The unsung heroines of my birth experiences have been the maternity nurses who ensure you are well on your way to recovery and are the expert professors of newborn care. I'm talking about you, RNs of Lucile Packard. (Once I get home from the hospital and settle into sleepless nights, the maternity nurses fade into the recesses of my memories - phantom angels, or "never again friends," a term my daughter coined for friends you make during short jaunts and don't see again.) But in those three or five days, who's on shift matters and makes your next twelve hours of this most important time. I was absolutely delighted to see my three favorite nurses (Xie, Andrea, and Jill) twice during my stay and sad to say goodbye to them. After all, they'd cared for me during one of the most intimate times in my family's life.
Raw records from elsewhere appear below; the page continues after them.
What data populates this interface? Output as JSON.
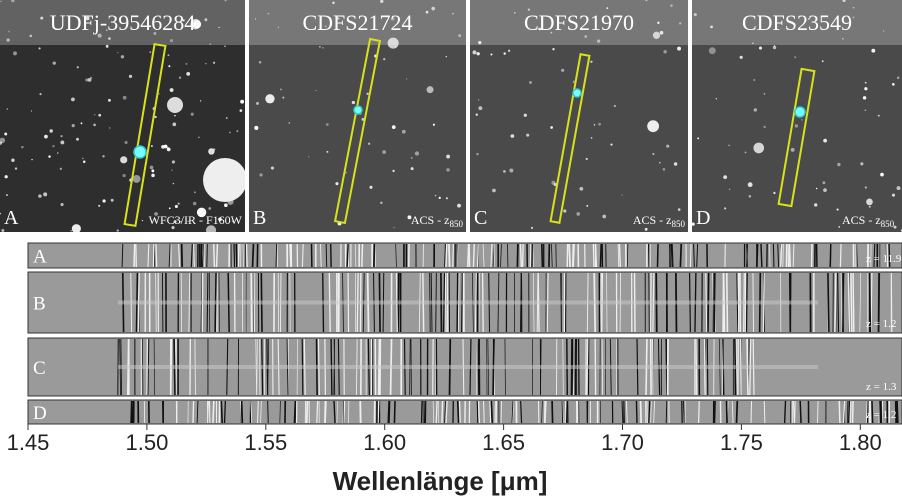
{
  "panels": [
    {
      "title": "UDFj-39546284",
      "letter": "A",
      "filter": {
        "text": "WFC3/IR - F160W"
      }
    },
    {
      "title": "CDFS21724",
      "letter": "B",
      "filter": {
        "text": "ACS - z",
        "sub": "850"
      }
    },
    {
      "title": "CDFS21970",
      "letter": "C",
      "filter": {
        "text": "ACS - z",
        "sub": "850"
      }
    },
    {
      "title": "CDFS23549",
      "letter": "D",
      "filter": {
        "text": "ACS - z",
        "sub": "850"
      }
    }
  ],
  "spectra": [
    {
      "letter": "A",
      "redshift": "z = 11.9"
    },
    {
      "letter": "B",
      "redshift": "z = 1.2"
    },
    {
      "letter": "C",
      "redshift": "z = 1.3"
    },
    {
      "letter": "D",
      "redshift": "z = 1.2"
    }
  ],
  "axis": {
    "label": "Wellenlänge [μm]",
    "xticks": [
      {
        "value": 1.45,
        "label": "1.45"
      },
      {
        "value": 1.5,
        "label": "1.50"
      },
      {
        "value": 1.55,
        "label": "1.55"
      },
      {
        "value": 1.6,
        "label": "1.60"
      },
      {
        "value": 1.65,
        "label": "1.65"
      },
      {
        "value": 1.7,
        "label": "1.70"
      },
      {
        "value": 1.75,
        "label": "1.75"
      },
      {
        "value": 1.8,
        "label": "1.80"
      }
    ]
  }
}
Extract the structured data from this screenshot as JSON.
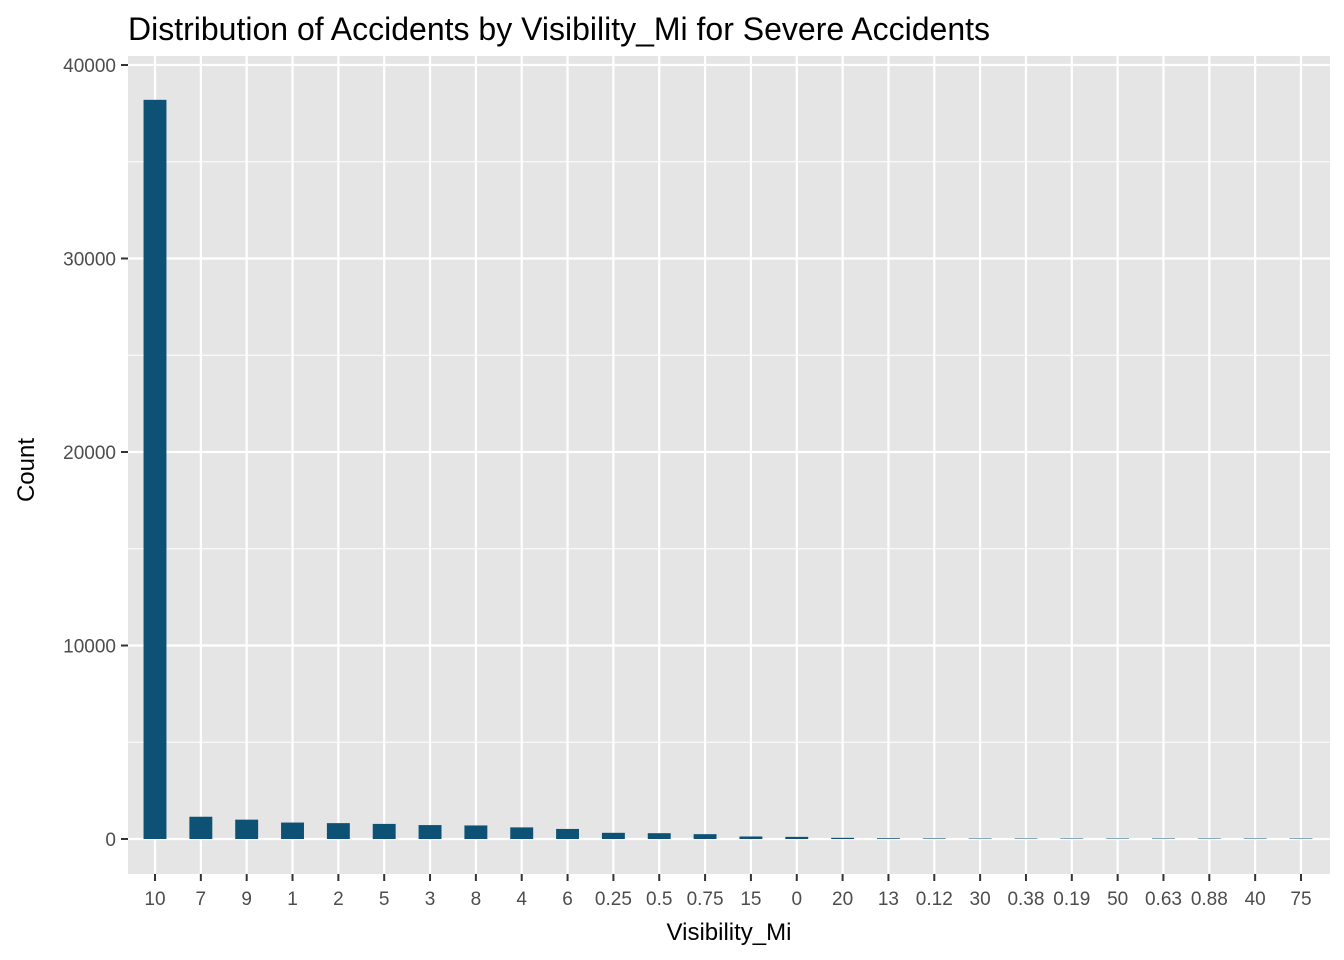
{
  "chart_data": {
    "type": "bar",
    "title": "Distribution of Accidents by Visibility_Mi for Severe Accidents",
    "xlabel": "Visibility_Mi",
    "ylabel": "Count",
    "ylim": [
      -2000,
      41000
    ],
    "yticks": [
      0,
      10000,
      20000,
      30000,
      40000
    ],
    "grid": true,
    "categories": [
      "10",
      "7",
      "9",
      "1",
      "2",
      "5",
      "3",
      "8",
      "4",
      "6",
      "0.25",
      "0.5",
      "0.75",
      "15",
      "0",
      "20",
      "13",
      "0.12",
      "30",
      "0.38",
      "0.19",
      "50",
      "0.63",
      "0.88",
      "40",
      "75"
    ],
    "values": [
      38200,
      1150,
      1000,
      850,
      820,
      780,
      720,
      700,
      600,
      520,
      320,
      300,
      250,
      130,
      110,
      60,
      40,
      30,
      20,
      15,
      12,
      10,
      8,
      6,
      5,
      4
    ],
    "colors": {
      "bar": "#0d5275",
      "panel": "#e5e5e5",
      "grid": "#ffffff"
    }
  }
}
My in-laws brought me a beer (my first in 9 months) to have with my hospital dinner one night after the twins were born. We had been inundated with family all day, and I ate dinner after eight while imbibing a beloved IPA. Soon, I was buzzed, overwhelmed, emotional, and crying with my head down on the hospital tray. In came a nursing assistant to check on me. She didn't take my blood pressure, she just asked if I was OK and gave me an understanding hug.
Xie and Andrea spent loads of time with my ten year old, teaching her to swaddle the twins, oohing and ahhing over the outfits she dressed them in, and helping her develop the confidence to pick them up and tend to their needs - this was invaluable in the weeks to follow. They sent her home with a "Best Big Sister" certificate now proudly displayed on her bookshelf.
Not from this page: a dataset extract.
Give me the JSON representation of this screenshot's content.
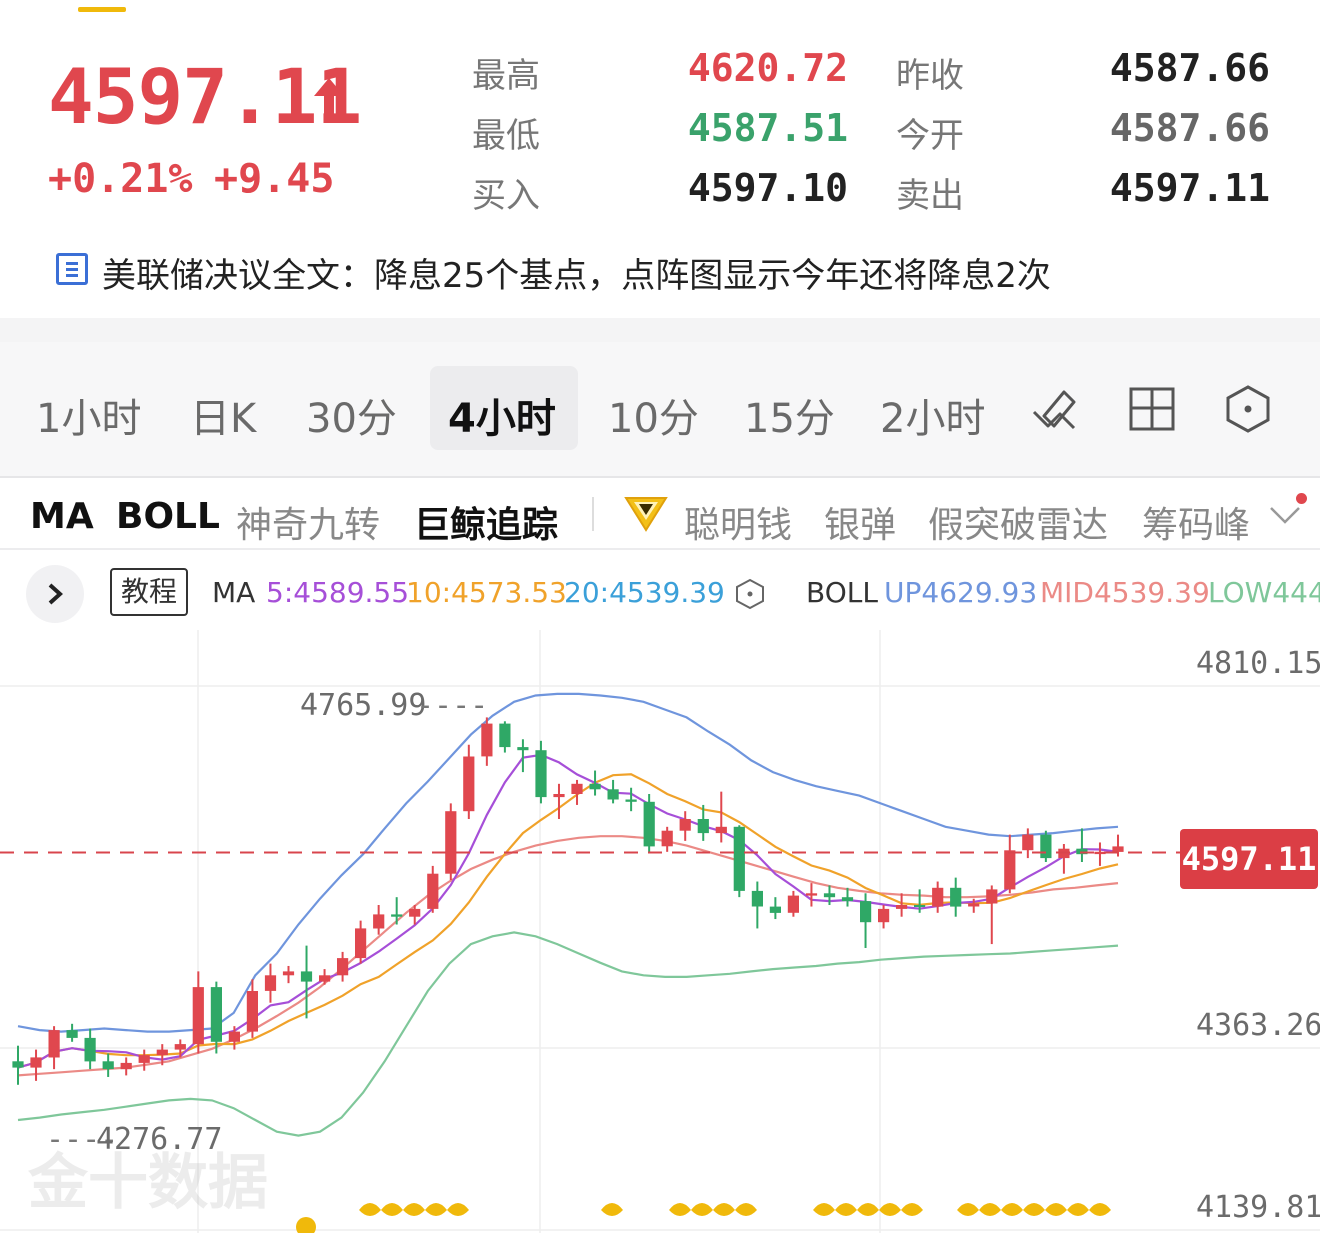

My pediatrician and obstetrician also fall into the category of people I wish I could call my best friends (without being weird). They were the first to demonstrate empathy about our infertility and the first to share our happiness when we finally became pregnant. Like me, they are working women trying to balance work and family and value how people are treated in a professional environment. They are funny and candid, and I love them.
Is it a strange statement on the estrangement of modern day life (particularly in a place with a pulse like Silicon Valley) that I want my healthcare providers as friends? I have instant trust in these caretakers that seems like the foundation of a promising friendship. There's no posturing, no guardedness - in fact, there's just a strong admiration for who they are and their chosen profession that makes me wish my maternity nurses could remain in my life beyond the day that I bundled my new family members in car seats and was wheeled out of the ward.
What about you? Have you experienced a similar fondness for your healthcare providers? If so - why?